The European Commission on Tuesday presented its new plan to step up return of migrants to countries outside of the European Union, as the 27 member states brace for a fight over this politically explosive topic at a series of key meetings in the weeks to come.
EU country migration services requested 342,100 people be removed in 2021, the most recent year with full data available. Only 24 percent of them were returned to a country outside of the bloc in 2021, according to Eurostat.
The number of returns “needs to be increased,” European Commissioner for Home Affairs Ylva Johansson said at a press conference in Brussels on Tuesday.
“Member states can’t solve it alone, but the Commission can’t solve it alone either,” Johansson added.
Administrative problems and bottlenecks in member states that complicate finalizing returns are among the many reasons this percentage is so low, officials say. It is also more convenient for third countries to agree on returns only as part of a more comprehensive package of economic measures.
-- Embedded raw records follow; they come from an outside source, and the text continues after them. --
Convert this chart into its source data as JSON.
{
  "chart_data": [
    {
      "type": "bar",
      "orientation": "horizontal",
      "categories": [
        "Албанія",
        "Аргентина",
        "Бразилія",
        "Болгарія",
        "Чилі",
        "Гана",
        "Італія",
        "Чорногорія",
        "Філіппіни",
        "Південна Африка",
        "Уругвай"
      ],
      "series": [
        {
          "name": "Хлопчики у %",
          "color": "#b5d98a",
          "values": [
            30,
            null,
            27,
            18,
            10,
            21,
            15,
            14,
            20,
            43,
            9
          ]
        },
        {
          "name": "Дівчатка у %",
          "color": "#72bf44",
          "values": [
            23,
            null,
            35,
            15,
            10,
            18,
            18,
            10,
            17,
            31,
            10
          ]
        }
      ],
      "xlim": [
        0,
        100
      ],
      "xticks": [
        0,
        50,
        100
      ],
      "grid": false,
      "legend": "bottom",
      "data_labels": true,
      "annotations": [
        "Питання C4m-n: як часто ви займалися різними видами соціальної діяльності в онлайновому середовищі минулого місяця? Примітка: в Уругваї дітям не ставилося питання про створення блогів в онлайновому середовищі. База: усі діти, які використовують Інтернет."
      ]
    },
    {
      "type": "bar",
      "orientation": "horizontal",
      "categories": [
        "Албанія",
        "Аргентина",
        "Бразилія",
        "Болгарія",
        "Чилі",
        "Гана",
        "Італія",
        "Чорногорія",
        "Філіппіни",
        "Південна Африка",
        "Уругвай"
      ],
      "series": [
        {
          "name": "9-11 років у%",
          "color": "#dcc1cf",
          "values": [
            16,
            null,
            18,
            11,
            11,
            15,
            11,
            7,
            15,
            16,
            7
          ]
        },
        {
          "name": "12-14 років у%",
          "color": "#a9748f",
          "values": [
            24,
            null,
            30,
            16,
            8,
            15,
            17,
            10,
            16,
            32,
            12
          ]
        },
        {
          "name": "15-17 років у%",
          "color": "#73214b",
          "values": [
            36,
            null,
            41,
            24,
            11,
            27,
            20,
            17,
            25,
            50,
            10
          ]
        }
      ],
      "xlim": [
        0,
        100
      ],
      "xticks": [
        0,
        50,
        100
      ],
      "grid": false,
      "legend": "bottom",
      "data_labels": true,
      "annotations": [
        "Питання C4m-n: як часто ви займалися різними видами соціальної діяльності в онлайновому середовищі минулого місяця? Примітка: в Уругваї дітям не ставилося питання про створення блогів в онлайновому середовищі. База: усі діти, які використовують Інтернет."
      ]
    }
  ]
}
But, for example, agencies working on development aid often do not coordinate with those that work on returns.
One of the goals of the Commission’s proposal is “to ensure that Member States join forces and that there is seamless coordination and coherence among all actors, to ensure that collective efforts focus on the return to identified third countries in line with political priorities.”
The Commission’s plan comes ahead of an informal meeting of interior ministers in Stockholm on Thursday.
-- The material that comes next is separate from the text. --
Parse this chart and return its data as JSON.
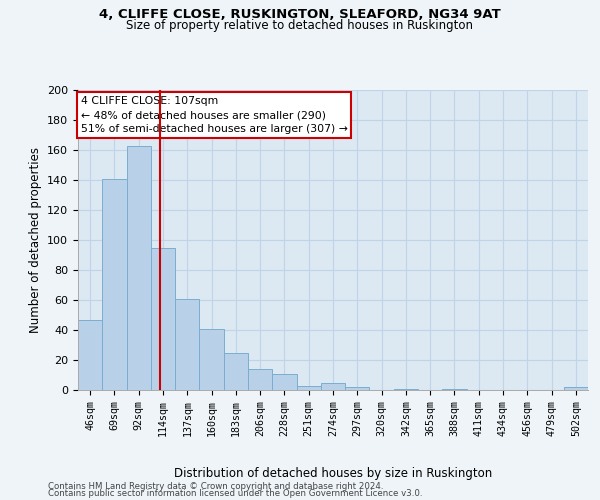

This meeting is expected to address measures that would ensure each EU member regularly provide Frontex, the EU border agency, with relevant data on returns by the end of each year, with the objective of establishing a digitalized process in all member states “as soon as possible, and by 2026 at the latest.”
It also aims to double the number of third countries covered by Frontex’s reintegration assistance program, which provides financial assistance and counseling to migrants upon return in their home country, by the end of 2023.
Some 26 countries — including Brazil, India, Pakistan, Algeria and Morocco — are currently part of the program.
The move comes as pressure on the EU’s borders reaches its greatest level since 2016: In 2022, around 330,000 irregular crossings were recorded at the bloc’s borders, according to the latest figures from Frontex.
Migration is also one the key issues on the agenda of the next European Council, which will take place in Brussels in early February.
A draft of the text that leaders seek to agree on at the summit, seen by POLITICO, shows that the focus of the meeting will be mainly on increasing returns, protecting external borders and “visa policy alignment” — referring to visa policies in some Balkan countries that allow migrants to cross into the EU.
The draft avoids more contentious topics, such as whether EU funds shouldn’t be used to build fences, which Austria is asking for.
Some diplomats are critical of what they see as a general lack of ambition for the bloc’s migration policy in the draft.
The document seems “to be more a summary of things we’re already doing than … a much needed path to reboot the migration debate in Europe,” an EU diplomat said.
Barbara Moens contributed reporting.